What is similar, however, is the colossal ideologically driven miscalculation that the growing guerrilla opposition today is the result primarily of malcontents from the Baath Party, who lost power and wealth with the overthrow of Saddam Hussein, and extremist Iraqis who relish engaging in acts of terrorism against U.S. and British troops.

As in Vietnam, the explanation for growing violent opposition to U.S. military occupation is that a tiny and malevolent minority supported by foreign enemies is bent on undermining the "democratization" of Iraq.
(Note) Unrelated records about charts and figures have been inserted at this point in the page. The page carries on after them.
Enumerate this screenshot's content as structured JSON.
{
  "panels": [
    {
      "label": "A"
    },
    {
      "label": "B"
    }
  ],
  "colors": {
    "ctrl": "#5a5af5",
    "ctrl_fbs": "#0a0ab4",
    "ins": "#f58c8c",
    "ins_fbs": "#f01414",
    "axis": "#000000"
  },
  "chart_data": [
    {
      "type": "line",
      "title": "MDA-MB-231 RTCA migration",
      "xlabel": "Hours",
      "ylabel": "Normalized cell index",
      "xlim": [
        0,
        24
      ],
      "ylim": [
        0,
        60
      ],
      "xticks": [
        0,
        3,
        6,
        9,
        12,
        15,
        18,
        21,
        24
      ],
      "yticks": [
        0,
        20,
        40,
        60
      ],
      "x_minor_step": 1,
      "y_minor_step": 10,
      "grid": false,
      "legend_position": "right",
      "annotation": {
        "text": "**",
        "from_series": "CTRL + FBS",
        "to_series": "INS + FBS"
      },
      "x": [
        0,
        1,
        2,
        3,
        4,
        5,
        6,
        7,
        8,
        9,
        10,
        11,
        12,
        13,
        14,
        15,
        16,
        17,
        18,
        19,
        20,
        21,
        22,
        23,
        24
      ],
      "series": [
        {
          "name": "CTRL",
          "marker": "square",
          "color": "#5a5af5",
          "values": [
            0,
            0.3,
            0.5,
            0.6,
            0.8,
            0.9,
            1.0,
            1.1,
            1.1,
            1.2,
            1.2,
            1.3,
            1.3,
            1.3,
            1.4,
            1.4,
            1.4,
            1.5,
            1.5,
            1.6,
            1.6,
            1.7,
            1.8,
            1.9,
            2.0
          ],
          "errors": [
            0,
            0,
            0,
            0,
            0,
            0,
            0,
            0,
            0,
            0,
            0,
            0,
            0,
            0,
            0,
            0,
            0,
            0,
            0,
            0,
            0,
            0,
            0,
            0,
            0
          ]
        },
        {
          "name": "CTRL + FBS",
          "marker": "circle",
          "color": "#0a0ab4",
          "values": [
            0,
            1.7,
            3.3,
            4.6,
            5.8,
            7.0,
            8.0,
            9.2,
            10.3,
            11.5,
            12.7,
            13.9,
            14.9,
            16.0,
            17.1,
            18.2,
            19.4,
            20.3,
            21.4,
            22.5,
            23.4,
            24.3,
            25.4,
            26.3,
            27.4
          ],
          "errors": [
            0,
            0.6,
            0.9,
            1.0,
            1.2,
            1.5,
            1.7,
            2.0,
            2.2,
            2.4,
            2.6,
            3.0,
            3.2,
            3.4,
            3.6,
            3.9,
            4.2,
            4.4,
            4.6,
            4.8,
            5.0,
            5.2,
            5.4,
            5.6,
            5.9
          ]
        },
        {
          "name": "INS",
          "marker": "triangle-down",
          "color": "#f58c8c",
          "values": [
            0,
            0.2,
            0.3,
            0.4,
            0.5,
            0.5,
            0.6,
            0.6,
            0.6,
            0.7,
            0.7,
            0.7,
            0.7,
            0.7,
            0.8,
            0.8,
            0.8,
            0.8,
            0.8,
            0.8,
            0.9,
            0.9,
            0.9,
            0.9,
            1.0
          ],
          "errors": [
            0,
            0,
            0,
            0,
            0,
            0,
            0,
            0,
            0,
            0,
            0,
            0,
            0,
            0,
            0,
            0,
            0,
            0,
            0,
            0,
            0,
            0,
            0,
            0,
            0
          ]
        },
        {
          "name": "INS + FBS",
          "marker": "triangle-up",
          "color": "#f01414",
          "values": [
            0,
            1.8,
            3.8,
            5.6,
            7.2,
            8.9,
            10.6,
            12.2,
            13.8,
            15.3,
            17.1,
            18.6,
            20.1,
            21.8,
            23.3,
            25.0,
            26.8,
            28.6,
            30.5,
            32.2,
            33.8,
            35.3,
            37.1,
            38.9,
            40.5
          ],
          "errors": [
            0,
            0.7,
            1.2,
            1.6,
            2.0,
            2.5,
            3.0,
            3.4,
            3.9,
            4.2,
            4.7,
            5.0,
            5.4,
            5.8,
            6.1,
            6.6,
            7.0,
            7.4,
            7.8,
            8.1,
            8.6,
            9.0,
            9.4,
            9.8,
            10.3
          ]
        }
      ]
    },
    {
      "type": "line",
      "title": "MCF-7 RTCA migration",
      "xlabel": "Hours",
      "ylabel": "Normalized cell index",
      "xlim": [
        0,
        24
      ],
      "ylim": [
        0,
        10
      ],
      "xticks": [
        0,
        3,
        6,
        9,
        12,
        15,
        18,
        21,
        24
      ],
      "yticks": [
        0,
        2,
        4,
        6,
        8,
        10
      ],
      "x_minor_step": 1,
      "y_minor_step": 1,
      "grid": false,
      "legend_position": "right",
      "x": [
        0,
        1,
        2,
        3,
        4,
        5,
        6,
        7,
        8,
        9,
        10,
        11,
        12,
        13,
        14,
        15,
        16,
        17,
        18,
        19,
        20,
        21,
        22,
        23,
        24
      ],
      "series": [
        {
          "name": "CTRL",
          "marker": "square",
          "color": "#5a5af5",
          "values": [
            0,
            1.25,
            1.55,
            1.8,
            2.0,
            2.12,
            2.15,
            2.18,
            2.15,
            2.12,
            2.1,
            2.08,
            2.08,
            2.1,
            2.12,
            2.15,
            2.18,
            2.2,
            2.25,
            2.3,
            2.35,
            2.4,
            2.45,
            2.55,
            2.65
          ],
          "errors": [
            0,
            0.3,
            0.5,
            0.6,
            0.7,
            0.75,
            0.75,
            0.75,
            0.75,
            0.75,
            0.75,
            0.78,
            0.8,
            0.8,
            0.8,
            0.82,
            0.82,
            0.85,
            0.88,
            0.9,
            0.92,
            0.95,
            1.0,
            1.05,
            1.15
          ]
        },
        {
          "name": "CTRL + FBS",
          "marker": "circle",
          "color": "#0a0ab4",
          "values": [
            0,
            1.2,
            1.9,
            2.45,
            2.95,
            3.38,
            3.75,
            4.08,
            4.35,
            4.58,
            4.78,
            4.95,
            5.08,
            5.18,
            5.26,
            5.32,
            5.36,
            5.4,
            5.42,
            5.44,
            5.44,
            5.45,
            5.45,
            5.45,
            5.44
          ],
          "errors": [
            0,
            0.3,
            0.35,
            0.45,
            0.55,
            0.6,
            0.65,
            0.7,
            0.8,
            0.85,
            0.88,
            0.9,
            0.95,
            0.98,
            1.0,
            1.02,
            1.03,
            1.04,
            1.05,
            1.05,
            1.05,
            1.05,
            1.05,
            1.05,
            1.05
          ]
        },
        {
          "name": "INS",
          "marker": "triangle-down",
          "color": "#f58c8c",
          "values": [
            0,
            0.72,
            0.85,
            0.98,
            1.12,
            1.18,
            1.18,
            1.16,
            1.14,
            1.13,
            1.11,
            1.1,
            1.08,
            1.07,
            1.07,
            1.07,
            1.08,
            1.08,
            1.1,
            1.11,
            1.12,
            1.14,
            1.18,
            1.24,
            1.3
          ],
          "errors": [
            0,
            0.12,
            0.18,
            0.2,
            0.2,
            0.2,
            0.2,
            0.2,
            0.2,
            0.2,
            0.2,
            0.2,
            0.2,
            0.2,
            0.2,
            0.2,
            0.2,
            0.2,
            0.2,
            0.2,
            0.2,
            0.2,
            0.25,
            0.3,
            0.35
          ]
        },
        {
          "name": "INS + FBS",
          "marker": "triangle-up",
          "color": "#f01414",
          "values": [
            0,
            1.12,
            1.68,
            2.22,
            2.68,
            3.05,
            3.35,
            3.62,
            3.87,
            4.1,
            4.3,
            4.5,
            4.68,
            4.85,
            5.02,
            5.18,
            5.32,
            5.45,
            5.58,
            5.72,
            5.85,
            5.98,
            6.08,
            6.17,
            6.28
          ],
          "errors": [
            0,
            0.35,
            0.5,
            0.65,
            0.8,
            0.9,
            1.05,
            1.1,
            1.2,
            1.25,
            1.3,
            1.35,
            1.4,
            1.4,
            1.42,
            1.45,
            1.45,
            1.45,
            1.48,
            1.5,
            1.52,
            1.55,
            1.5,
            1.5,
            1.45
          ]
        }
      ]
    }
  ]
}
U.S. leaders just never seem to get it. When the U.S. engages in brutal economic strangulation, sends covert operatives to terrorize populations and launches air and land war on targeted populations, the victims of these actions do not regard the aggressors as liberators.

The interests of the Iraqi people and the increasingly vulnerable young men and women of the U.S. military occupation would best be served if the United States negotiates the complete withdrawal of coalition troops and allows them to be replaced with a true international peace force under the aegis of the United Nations.

Nothing less will stop the bloodshed.
________________________________________

Harry Targ teaches U.S. foreign policy and international relations at Purdue University. He is the author of 11 books and 50 articles on these subjects.